Wednesday, March 27, 2019
As I have been arguing for years, the Gig Economy is not the exception, it is "the plan." From the just-released, very useful National Employment Law Project report:
Ride-hailing giant Uber and aspiring “Uber of home services” Handy, along with other tech-companies-cum-service-providers, have been conspiring with powerful corporate allies and lobbyists on a far-reaching, multi-million-dollar influence campaign to rewrite worker classification standards for their own benefit— and to workers’ detriment. Their goal: to pass policies that lock so-called “gig” workers who find jobs via online platforms into independent contractor status, stripping them of the basic labor rights and protections afforded to employees and allowing the companies to evade payroll taxes and worker lawsuits. This report sketches the policy campaign, the cast of characters involved, when and where they have mounted efforts, what might be driving them, and the tactics they are using to advance their cause. It concludes with some examples of successful resistance to these efforts, from which lessons can be drawn for the fights to come.
The report has very useful timelines and charts showing the steady advance of the Uber/Handy Inc. model. A number of folks argue the recent statistics show the Gig/independent contractor economy is not as large as I think it is (by actually talking to my working class family and friends on the ground). We will see, but I think we are just getting started. In a key part of the report the "nothing to see here" argument is addressed as follows:
According to the latest estimates, gig workers comprise only a small share—about one percent—of the U.S. workforce. In many cities, that share is likely larger—a recent analysis found that if Uber classified its drivers as employees, it would be the single largest private-sector employer in New York City.

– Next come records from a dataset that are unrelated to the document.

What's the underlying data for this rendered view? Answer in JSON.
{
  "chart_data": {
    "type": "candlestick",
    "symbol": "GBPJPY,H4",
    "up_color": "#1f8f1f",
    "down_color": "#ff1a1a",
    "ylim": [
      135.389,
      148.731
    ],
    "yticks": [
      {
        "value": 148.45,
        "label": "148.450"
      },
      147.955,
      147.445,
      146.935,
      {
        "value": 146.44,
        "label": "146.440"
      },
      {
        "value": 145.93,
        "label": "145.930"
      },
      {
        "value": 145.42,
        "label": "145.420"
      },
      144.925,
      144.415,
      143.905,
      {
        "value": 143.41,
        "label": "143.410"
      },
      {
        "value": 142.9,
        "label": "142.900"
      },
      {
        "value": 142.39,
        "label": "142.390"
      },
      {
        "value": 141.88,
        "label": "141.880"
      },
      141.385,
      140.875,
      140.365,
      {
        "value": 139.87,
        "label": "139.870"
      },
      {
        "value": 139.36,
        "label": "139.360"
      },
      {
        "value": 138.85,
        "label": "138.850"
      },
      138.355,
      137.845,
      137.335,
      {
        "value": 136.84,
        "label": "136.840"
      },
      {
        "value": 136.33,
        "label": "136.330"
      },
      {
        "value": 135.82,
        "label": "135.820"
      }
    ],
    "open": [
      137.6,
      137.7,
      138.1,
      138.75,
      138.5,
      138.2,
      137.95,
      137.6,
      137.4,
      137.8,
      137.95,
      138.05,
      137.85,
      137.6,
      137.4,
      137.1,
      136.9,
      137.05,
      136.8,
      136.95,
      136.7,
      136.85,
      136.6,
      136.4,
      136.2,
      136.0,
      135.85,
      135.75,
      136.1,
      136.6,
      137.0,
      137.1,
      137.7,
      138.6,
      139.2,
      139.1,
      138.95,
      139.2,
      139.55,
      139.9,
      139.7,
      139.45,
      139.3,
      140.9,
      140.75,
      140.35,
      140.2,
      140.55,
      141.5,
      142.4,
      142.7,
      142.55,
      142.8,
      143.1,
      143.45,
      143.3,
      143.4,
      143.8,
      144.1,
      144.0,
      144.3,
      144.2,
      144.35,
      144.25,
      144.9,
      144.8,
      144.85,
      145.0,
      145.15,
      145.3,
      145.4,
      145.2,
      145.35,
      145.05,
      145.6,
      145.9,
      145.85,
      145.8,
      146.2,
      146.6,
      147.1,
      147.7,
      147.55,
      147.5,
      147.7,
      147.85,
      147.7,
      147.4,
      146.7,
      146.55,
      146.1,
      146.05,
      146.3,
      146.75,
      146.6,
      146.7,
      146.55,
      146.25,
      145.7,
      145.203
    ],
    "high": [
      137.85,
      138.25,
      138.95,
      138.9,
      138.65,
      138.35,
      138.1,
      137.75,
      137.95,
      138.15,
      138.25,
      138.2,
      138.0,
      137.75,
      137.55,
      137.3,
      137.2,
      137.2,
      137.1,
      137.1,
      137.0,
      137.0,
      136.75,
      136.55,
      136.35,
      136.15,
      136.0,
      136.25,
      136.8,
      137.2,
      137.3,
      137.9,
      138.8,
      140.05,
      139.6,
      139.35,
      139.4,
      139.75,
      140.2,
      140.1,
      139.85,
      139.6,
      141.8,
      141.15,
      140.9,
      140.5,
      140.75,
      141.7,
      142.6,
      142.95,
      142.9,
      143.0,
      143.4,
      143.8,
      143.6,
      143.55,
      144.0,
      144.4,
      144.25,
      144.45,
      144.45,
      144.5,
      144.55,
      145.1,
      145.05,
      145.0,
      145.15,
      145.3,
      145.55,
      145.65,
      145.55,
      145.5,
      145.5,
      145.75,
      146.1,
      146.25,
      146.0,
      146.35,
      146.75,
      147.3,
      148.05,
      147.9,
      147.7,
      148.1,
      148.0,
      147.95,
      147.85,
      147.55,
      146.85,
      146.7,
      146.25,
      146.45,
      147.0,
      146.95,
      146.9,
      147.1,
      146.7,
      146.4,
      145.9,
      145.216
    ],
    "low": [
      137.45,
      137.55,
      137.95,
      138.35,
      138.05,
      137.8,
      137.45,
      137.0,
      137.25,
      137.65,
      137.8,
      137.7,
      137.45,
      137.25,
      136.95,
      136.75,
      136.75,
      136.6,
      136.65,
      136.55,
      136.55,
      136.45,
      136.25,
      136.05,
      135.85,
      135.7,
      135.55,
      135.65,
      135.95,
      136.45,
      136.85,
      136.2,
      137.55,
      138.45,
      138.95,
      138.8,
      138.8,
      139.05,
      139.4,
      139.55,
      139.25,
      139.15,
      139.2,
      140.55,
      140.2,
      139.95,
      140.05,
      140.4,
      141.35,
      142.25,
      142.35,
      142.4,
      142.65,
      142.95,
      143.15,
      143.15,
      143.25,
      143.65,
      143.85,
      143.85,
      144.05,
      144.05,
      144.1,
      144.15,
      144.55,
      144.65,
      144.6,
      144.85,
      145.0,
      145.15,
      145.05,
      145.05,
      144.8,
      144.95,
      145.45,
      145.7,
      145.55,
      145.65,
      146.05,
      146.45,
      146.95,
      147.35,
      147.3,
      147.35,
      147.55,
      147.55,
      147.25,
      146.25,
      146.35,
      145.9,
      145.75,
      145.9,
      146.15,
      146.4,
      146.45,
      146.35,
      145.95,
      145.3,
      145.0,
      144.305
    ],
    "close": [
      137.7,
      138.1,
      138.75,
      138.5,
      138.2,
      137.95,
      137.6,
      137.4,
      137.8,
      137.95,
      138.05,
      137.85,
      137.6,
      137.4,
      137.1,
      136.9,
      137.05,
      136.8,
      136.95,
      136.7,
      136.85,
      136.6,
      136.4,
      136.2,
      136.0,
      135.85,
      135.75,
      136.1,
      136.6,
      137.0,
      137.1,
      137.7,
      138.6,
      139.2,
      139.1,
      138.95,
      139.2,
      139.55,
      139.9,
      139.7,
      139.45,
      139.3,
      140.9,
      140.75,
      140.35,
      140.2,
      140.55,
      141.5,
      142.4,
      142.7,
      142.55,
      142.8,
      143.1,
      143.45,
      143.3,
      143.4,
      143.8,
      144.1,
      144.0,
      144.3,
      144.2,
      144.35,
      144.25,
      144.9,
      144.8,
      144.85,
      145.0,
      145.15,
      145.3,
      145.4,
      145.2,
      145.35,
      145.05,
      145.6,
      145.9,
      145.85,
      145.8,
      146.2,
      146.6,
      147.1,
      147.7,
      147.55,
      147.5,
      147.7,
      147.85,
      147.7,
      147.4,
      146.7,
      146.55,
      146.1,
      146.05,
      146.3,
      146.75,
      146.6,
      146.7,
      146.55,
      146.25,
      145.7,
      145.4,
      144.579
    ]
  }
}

Many gig workers, who are disproportionately black and Latino, work in occupations that have long been plagued by industry efforts to erode labor standards—in the form of misclassification and legal carve-outs. In parts of the economy such as the taxi industry and the domestic work sector, the impact of the encroaching gig model reverberates far beyond those engaged by these companies, applying downward pressure on job quality for a much larger set of workers. And gig companies have been joined by more traditional companies to push polices designed to scale up their model across the U.S. economy. Tech-mediated gig work is the latest iteration of a 50year-old pattern of workplace fissuring.